Кристиан Беркель – Яблоневое дерево (страница 30)
– Присматривай за младшим братом!
Я слушал эти слова, видел двух стариков – почти семьдесят лет спустя, отдаленных внешне, отчужденных внутренне, полных страха и сомнений. По следам детства они перенеслись из Иерусалима и Флориды в Хоффенхайм и Гюрс. Я видел, как они теряют самообладание, стоя на бывшей территории лагеря, воспоминания о котором воровато скрывал наспех посаженный после войны лес, видел их слезы, слезы боли и упущенных возможностей – и плакал вместе с ними.
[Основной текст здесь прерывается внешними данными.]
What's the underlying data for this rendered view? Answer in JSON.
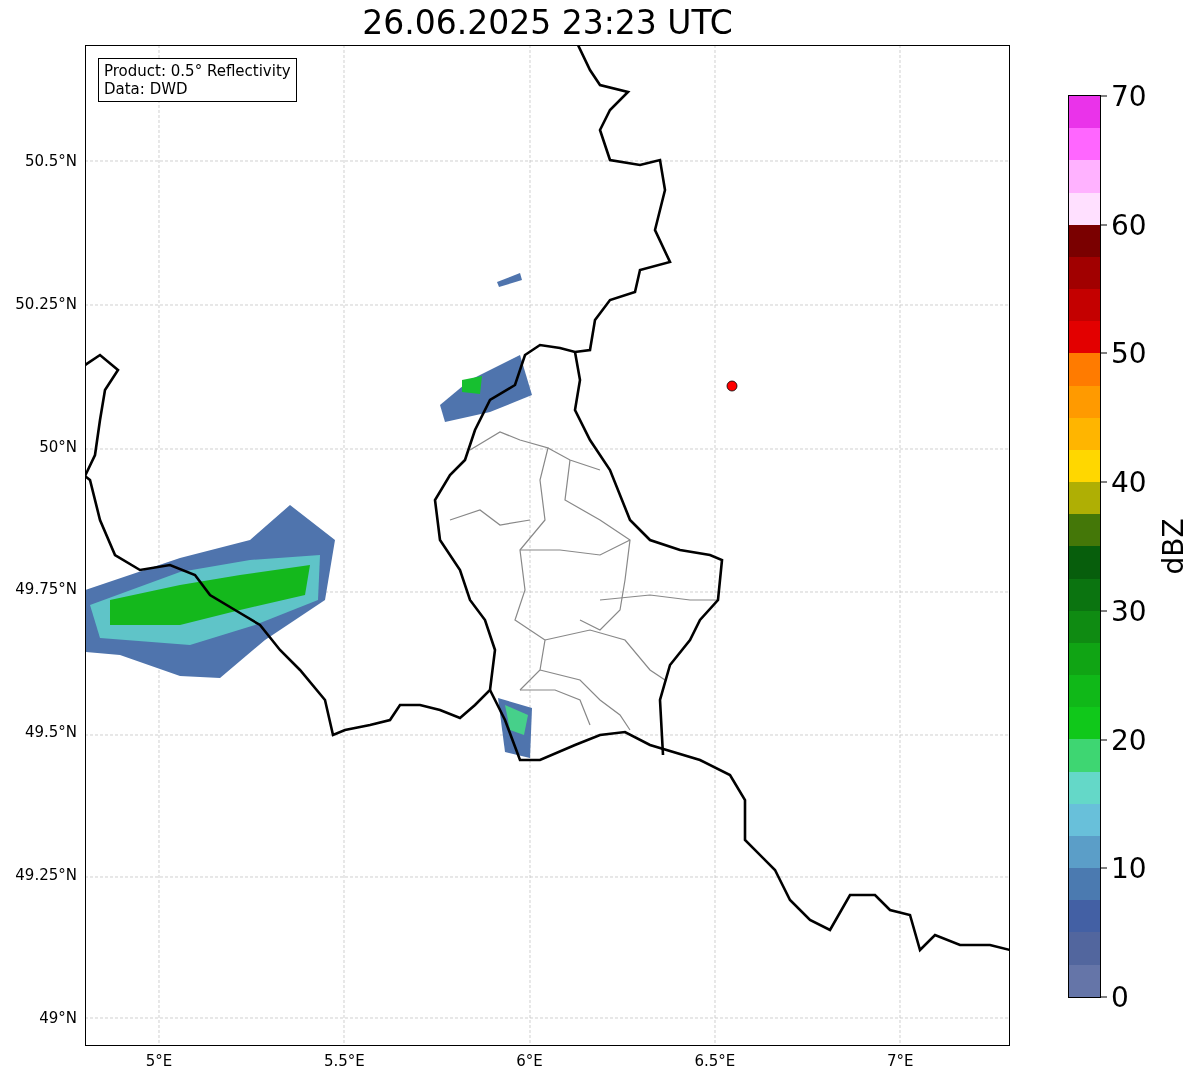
{
  "title": "26.06.2025 23:23 UTC",
  "info_box": {
    "lines": [
      "Product: 0.5° Reflectivity",
      "Data: DWD"
    ]
  },
  "map": {
    "lat_labels": [
      "50.5°N",
      "50.25°N",
      "50°N",
      "49.75°N",
      "49.5°N",
      "49.25°N",
      "49°N"
    ],
    "lon_labels": [
      "5°E",
      "5.5°E",
      "6°E",
      "6.5°E",
      "7°E"
    ]
  },
  "colorbar": {
    "label": "dBZ",
    "tick_labels": [
      "70",
      "60",
      "50",
      "40",
      "30",
      "20",
      "10",
      "0"
    ],
    "bins": [
      {
        "color": "#ea33ea"
      },
      {
        "color": "#ff66ff"
      },
      {
        "color": "#ffb2ff"
      },
      {
        "color": "#ffe0ff"
      },
      {
        "color": "#7a0000"
      },
      {
        "color": "#a10000"
      },
      {
        "color": "#c40000"
      },
      {
        "color": "#e30000"
      },
      {
        "color": "#ff7b00"
      },
      {
        "color": "#ff9a00"
      },
      {
        "color": "#ffb500"
      },
      {
        "color": "#ffd700"
      },
      {
        "color": "#afaf04"
      },
      {
        "color": "#447708"
      },
      {
        "color": "#075e0c"
      },
      {
        "color": "#0b7410"
      },
      {
        "color": "#0f8b12"
      },
      {
        "color": "#10a414"
      },
      {
        "color": "#10b818"
      },
      {
        "color": "#10c81a"
      },
      {
        "color": "#3ed672"
      },
      {
        "color": "#64d8c8"
      },
      {
        "color": "#68c0da"
      },
      {
        "color": "#5b9ec8"
      },
      {
        "color": "#4b7ab0"
      },
      {
        "color": "#4360a4"
      },
      {
        "color": "#52669e"
      },
      {
        "color": "#6575a8"
      }
    ]
  }
}
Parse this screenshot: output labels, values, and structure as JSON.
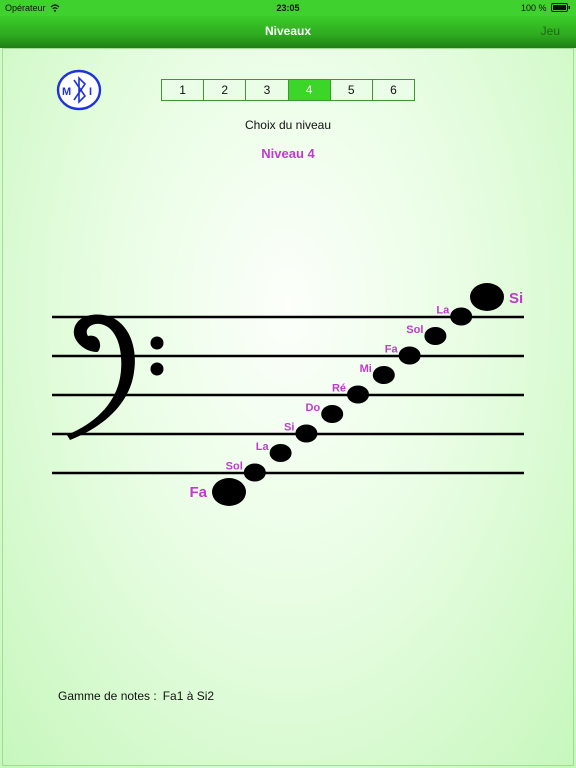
{
  "status": {
    "carrier": "Opérateur",
    "time": "23:05",
    "battery": "100 %"
  },
  "nav": {
    "title": "Niveaux",
    "right_button": "Jeu"
  },
  "levels": [
    "1",
    "2",
    "3",
    "4",
    "5",
    "6"
  ],
  "selected_level_index": 3,
  "choice_label": "Choix du niveau",
  "level_title": "Niveau 4",
  "notes": [
    "Fa",
    "Sol",
    "La",
    "Si",
    "Do",
    "Ré",
    "Mi",
    "Fa",
    "Sol",
    "La",
    "Si"
  ],
  "range": {
    "label": "Gamme de notes :",
    "value": "Fa1 à Si2"
  },
  "colors": {
    "accent": "#3bd629",
    "note_label": "#c13ad0",
    "nav_text": "#ffffff"
  },
  "icons": [
    "midi-bluetooth-icon",
    "wifi-icon",
    "battery-icon",
    "bass-clef-icon"
  ]
}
Что-то во Фреде и Менахеме напомнило мне, как в детстве я боялся разделявшего нас с матерью поля, поросшего той же травой, удобренного тем же навозом – этого же лагеря, воспоминания о котором побывавшие там пытались забыть всю жизнь.
– Всему должен быть предел.
У меня не выходило из головы полное бесцеремонного негодования лицо крестьянки из деревни в Хоффенхайме, где Менахем и Фред жили до депортации и теперь пытались отыскать следы своего прошлого.
– Что вам тут надо?
– Мы евреи. Мы жили здесь раньше.
– Всему должен быть предел. Нас, немцев, тоже прогнали, но мы не бегаем по Померании с фотоаппаратом.
Всему должен быть предел.
Сколько лиц бессловесно выражают эту фразу?
«Неспособность скорбеть» – потрясающая книга Александра и Маргарет Митчерлих, высоко оцененная следующими поколениями, не только сетует на отсутствие скорби у поколения преступников, но и содержит призыв к следующему поколению – то есть нашему – хранить воспоминания, чтобы избежать неосознанного повторения. Речь не о том (как неверно истолковали многие в 1968 году), чтобы самовольно определить и зафиксировать индивидуальную или историческую вину родителей. Речь о риске воспоминаний для каждого из нас. Когда завершить этот процесс, каждый решает для себя сам. Но хотим ли мы использовать воспоминания для освобождения от того, чего мы не совершали, или хотим попытаться заострить картину нашей идентичности, к которой относятся и события XX века, в том числе – немецкий геноцид европейских евреев? Только с воспоминаниями наша жизнь обретет лицо. Я не хочу быть книгой, из которой вырвали целую главу, непонятную как остальным, так и мне самому. Я хочу попытаться заполнить пустые страницы. Для себя. Для своих детей. Для своей семьи. Сначала умирает человек, потом воспоминания о нем. Ответственность за вторую смерть лежит на потомках. Произнося фразу «Всему должен быть предел», мы хотим убить людей того времени во второй раз? Сколько же имен мы хотим уничтожить, поставив точку?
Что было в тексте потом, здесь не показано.